Here’s the tree just over a month later, after trimming the strong growth to produce a nice silhouette. At this stage of development, I’m left with working in the crown area of the tree. This Sweetgum bonsai is about 70% of the way to “completion.” I know that 2016 is going to be the time when I finish the design.
It’s now April 9th, 2016 and this Sweetgum, now very rootbound, is waiting to push buds. In fact it’s lagging other specimens for this very reason. So with the basic design development about 90% complete, there’s really no reason not to put this tree into a bonsai pot. If you look closely you can see two new buds along the leader emerging from the chop halfway up. These will be wired to provide two branches filling up the empty space that currently exists. I’ll let them grow out, then wire and shape and let them run. Once they harden off, it’ll only be a matter of pinching and developing the ramification needed to complete this part of the tree.
It’s a little hard to see in this photo, but the two lower branches are chock full of buds. These will ultimately produce the ramification needed in the lower part of the tree.

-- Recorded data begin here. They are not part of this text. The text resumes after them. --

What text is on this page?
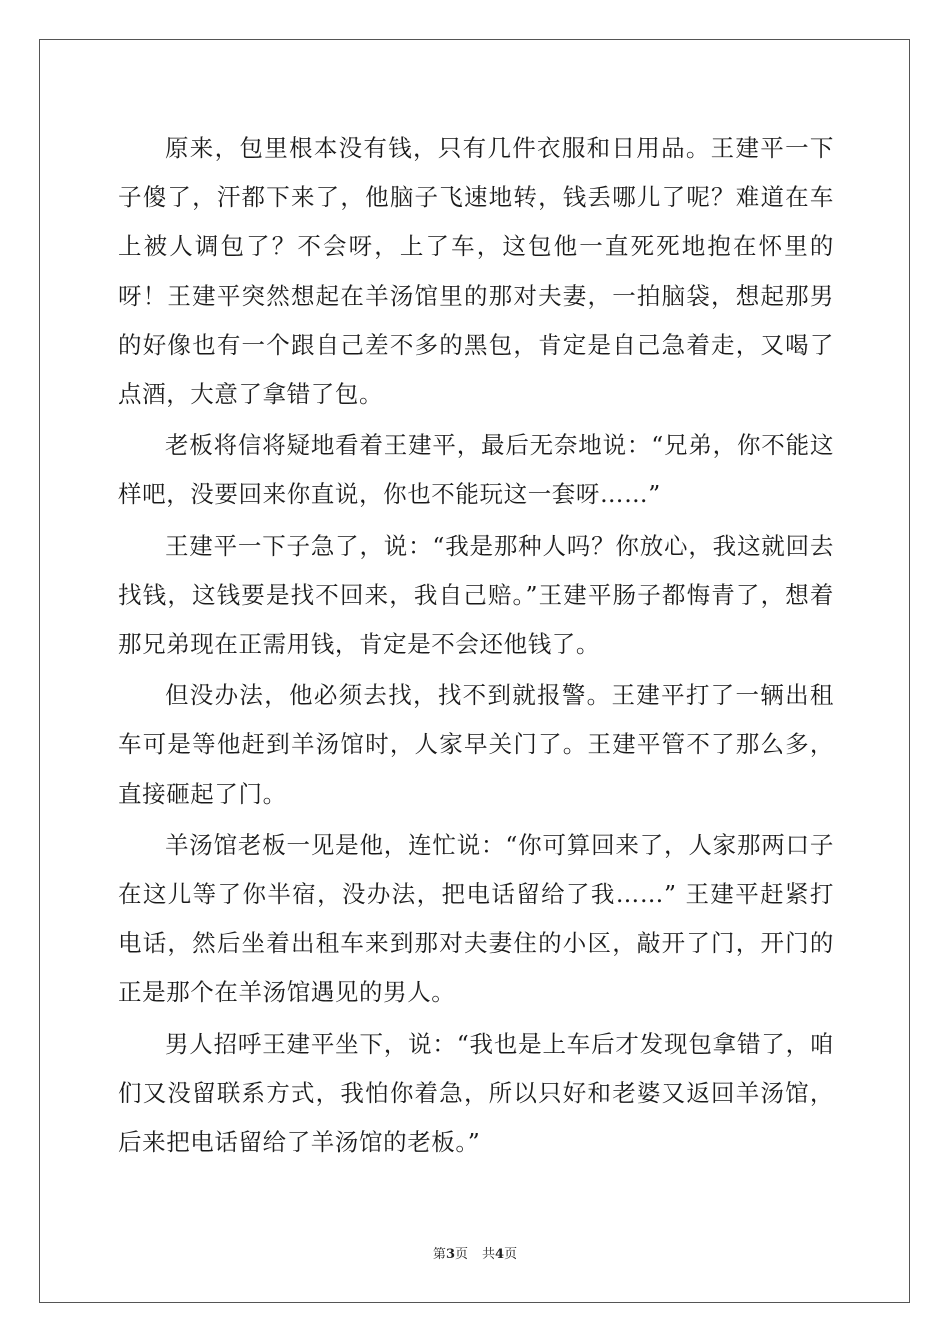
原来，包里根本没有钱，只有几件衣服和日用品。王建平一下子傻了，汗都下来了，他脑子飞速地转，钱丢哪儿了呢？难道在车上被人调包了？不会呀，上了车，这包他一直死死地抱在怀里的呀！王建平突然想起在羊汤馆里的那对夫妻，一拍脑袋，想起那男的好像也有一个跟自己差不多的黑包，肯定是自己急着走，又喝了点酒，大意了拿错了包。

老板将信将疑地看着王建平，最后无奈地说：“兄弟，你不能这样吧，没要回来你直说，你也不能玩这一套呀……”

王建平一下子急了，说：“我是那种人吗？你放心，我这就回去找钱，这钱要是找不回来，我自己赔。”王建平肠子都悔青了，想着那兄弟现在正需用钱，肯定是不会还他钱了。

但没办法，他必须去找，找不到就报警。王建平打了一辆出租车可是等他赶到羊汤馆时，人家早关门了。王建平管不了那么多，直接砸起了门。

羊汤馆老板一见是他，连忙说：“你可算回来了，人家那两口子在这儿等了你半宿，没办法，把电话留给了我……” 王建平赶紧打电话，然后坐着出租车来到那对夫妻住的小区，敲开了门，开门的正是那个在羊汤馆遇见的男人。

男人招呼王建平坐下，说：“我也是上车后才发现包拿错了，咱们又没留联系方式，我怕你着急，所以只好和老婆又返回羊汤馆，后来把电话留给了羊汤馆的老板。”

第3页 共4页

One more thing to notice in this photo is how drastically I root-pruned the tree. It’s common for new bonsai enthusiasts to shy away from the drastic root-pruning trees need in their development phase. What this results in is trees with rangy, poorly tapering surface roots. This critical element of bonsai design can’t be overemphasized.
Here’s the tree in its bonsai pot, a nice Chuck Iker round. The color of the pot will complement the bright green of the Sweetgum leaves when they come out.
This tree has a trunk base of 1.25″, and it’s 13.5″ to the tip of the apex. It’s available at our Sweetgum Bonsai sales page. Ship date late next month.
Do you defoliate to reduce leaf size? If so, when.
I don’t completely defoliate Sweetgums, Fred, but I do remove overlarge leaves during the growing season. Sweetgum does not have distinctive rounds of growth, but rather pushes new growth all season long. By pinching the new growth you encourage denser, smaller foliage by stemming the strength of the growing shoots tips and forcing the tree to produce more of them by branching (ramifying).